Yorman Solomon, director of business development for Texas Instrument's wireless networking business unit, neatly summed up the situation.

"802.11b is here to stay," he said, "and it's here to coexist with 802.11a and 802.11g."

The reason for the resilience of 802.11b, also known as Wi-Fi, is its continued popularity. In his keynote opening the conference Tuesday morning, Dennis Eaton, chairman of the 802.11 trade group Wireless Ethernet Compatibility Alliance (WECA), said Wi-Fi was a "promiscuous technology," outstripping even the most optimistic predictions. "The growth has never ceased to amaze me," he said, "and we believe we're at the beginning of the growth curve."

Eaton referred to statistics from Cahners In-Stat that 50 million people would use 802.11 in 2005. Solomon said that figure was most likely low, joking, "This is the first time in history I say the numbers from the analysts are way too low."

Both Jim Zyren, the director of strategic marketing in Intersil's wireless networking products unit, and Richard Redelfs, CEO and president of Atheros Communications, agreed.

"You have to have 802.11b, it's the standard," Zyren said.

Yet, instead of the market shaping up to be a fight between 802.11a and 802.11g for those 50 million will use, Solomon said 802.11b will continue to hold sway because its install base is already between 15 million and 20 million.

"We want to drive this industry and 11b is the standard that;s going to drive this industry," he said.

The future will most likely bring more dual-band devices, like Intersil's announcement of Duette last week.
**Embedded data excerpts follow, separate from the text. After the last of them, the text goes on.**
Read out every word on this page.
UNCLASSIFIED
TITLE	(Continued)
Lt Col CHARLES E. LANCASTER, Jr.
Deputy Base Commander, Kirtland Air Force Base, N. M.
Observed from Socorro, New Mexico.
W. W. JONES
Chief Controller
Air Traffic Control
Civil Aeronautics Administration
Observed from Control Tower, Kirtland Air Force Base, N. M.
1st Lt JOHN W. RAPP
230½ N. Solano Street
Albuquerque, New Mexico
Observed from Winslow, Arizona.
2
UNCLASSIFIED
While Intersil's Zyren touted 802.11g's coverage and Atheros' Redelfs sang the praises of 802.11a's roomy 5GHz spectrum space, both agreed that a universal client would eventually take root. Naturally, they disagreed about which standard would operate most prominently along Wi-Fi.

Once again, however, Solomon was able to split the difference, saying, "Let's use both. Why do we need to choose one over the other?"